Dr. Robert Walter Johnson
Often referred to as the godfather of black tennis, Dr. Robert Walter Johnson (1899-1971) coached Arthur Ashe and the pioneering women’s player Althea Gibson, but that’s just one part of his legacy. Johnson was responsible for mentoring hundreds of African-American kids during a time when Jim Crow laws denied them the right to compete fully.
Johnson was bold but careful. “Given the times, he stressed to us how we should conduct ourselves on and off the court: ” says his grandson Lange Johnson, whom he also trained. “The success of the program was in how we were perceived, and we could not dishonor the group and what he was trying to accomplish.

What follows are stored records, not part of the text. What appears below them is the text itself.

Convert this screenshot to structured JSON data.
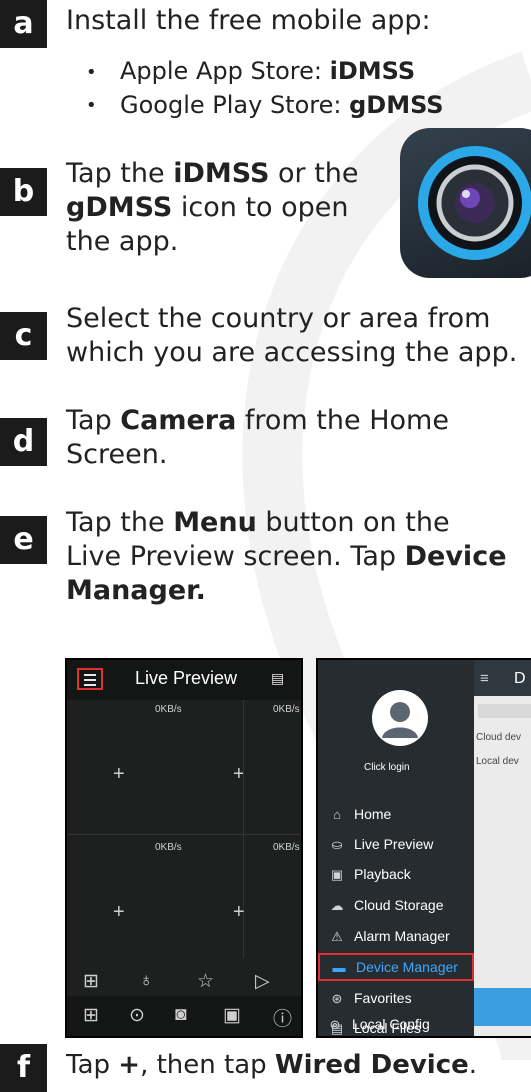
{
  "steps": {
    "a": {
      "letter": "a",
      "text": "Install the free mobile app:",
      "stores": [
        {
          "prefix": "Apple App Store: ",
          "name": "iDMSS"
        },
        {
          "prefix": "Google Play Store: ",
          "name": "gDMSS"
        }
      ]
    },
    "b": {
      "letter": "b",
      "pre": "Tap the ",
      "bold1": "iDMSS",
      "mid": " or the",
      "bold2": "gDMSS",
      "post": " icon to open",
      "line3": "the app."
    },
    "c": {
      "letter": "c",
      "line1": "Select the country or area from",
      "line2": "which you are accessing the app."
    },
    "d": {
      "letter": "d",
      "pre": "Tap ",
      "bold": "Camera",
      "post": " from the Home",
      "line2": "Screen."
    },
    "e": {
      "letter": "e",
      "pre": "Tap the ",
      "bold1": "Menu",
      "post1": " button on the",
      "line2pre": "Live Preview screen. Tap ",
      "bold2": "Device",
      "bold3": "Manager."
    },
    "f": {
      "letter": "f",
      "pre": "Tap ",
      "bold1": "+",
      "mid": ", then tap ",
      "bold2": "Wired Device",
      "post": "."
    }
  },
  "live_preview": {
    "title": "Live Preview",
    "rates": [
      "0KB/s",
      "0KB/s",
      "0KB/s",
      "0KB/s"
    ],
    "icons": [
      "menu-icon",
      "multi-screen-icon",
      "grid-icon",
      "microphone-icon",
      "star-icon",
      "play-icon",
      "layout-icon",
      "snapshot-icon",
      "record-icon",
      "screen-icon",
      "info-icon"
    ]
  },
  "device_menu": {
    "login": "Click login",
    "right_title": "D",
    "right_lines": [
      "Cloud dev",
      "Local dev"
    ],
    "items": [
      {
        "label": "Home",
        "icon": "home-icon",
        "active": false
      },
      {
        "label": "Live Preview",
        "icon": "live-preview-icon",
        "active": false
      },
      {
        "label": "Playback",
        "icon": "playback-icon",
        "active": false
      },
      {
        "label": "Cloud Storage",
        "icon": "cloud-storage-icon",
        "active": false
      },
      {
        "label": "Alarm Manager",
        "icon": "alarm-icon",
        "active": false
      },
      {
        "label": "Device Manager",
        "icon": "device-manager-icon",
        "active": true
      },
      {
        "label": "Favorites",
        "icon": "favorites-icon",
        "active": false
      },
      {
        "label": "Local Files",
        "icon": "local-files-icon",
        "active": false
      },
      {
        "label": "Local Config",
        "icon": "local-config-icon",
        "active": false
      }
    ]
  },
  "colors": {
    "step_badge": "#1b1b1b",
    "highlight": "#e03030",
    "active_blue": "#3ea8ff"
  }
}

Even balls that were two inches out [of bounds], you learned to give them to your opponent to make sure there was no sense of impropriety.”
The Lynchburg clay court where “Whirlwind” Johnson taught tennis tactics to a young Arthur and Althea — hallowed ground to many — was recently restored with the help of the United States Tennis Association through the Whirlwind Johnson Foundation. “If anyone in the Lynchburg area wants to develop and spearhead programs like my grandfather did, it’s available to them.”
John A. Watson
As the varsity tennis coach at Virginia Union University for 43 years, John Watson had many accomplishments, but his greatest contributions may have been what he did in his time off: teaching tennis to African-American kids on the Brook Field courts and becoming young Arthur Ashe’s practice partner.
“I probably saved a whole lot of people from going to jail,” he told the Richmond Times-Dispatch in 1999. “Just by putting a tennis racket in their hands and giving them some sneakers or clothes to wear so they could play, telling them this is your entry to a different life.” Watson, who died in 2006, maintained a close friendship with Ashe, acting as one of his loudest local supporters in Ashe’s final years battling AIDS.
“I’ll tell you about Arthur Ashe,” he recalled to The New York Times in 1992. “When I first remember him he was so eager to succeed that he would get out of bed every morning at 5 o’clock, winter and summer, rain and shine, and before breakfast he would hit 1,000 tennis balls. One thousand. Think about that.”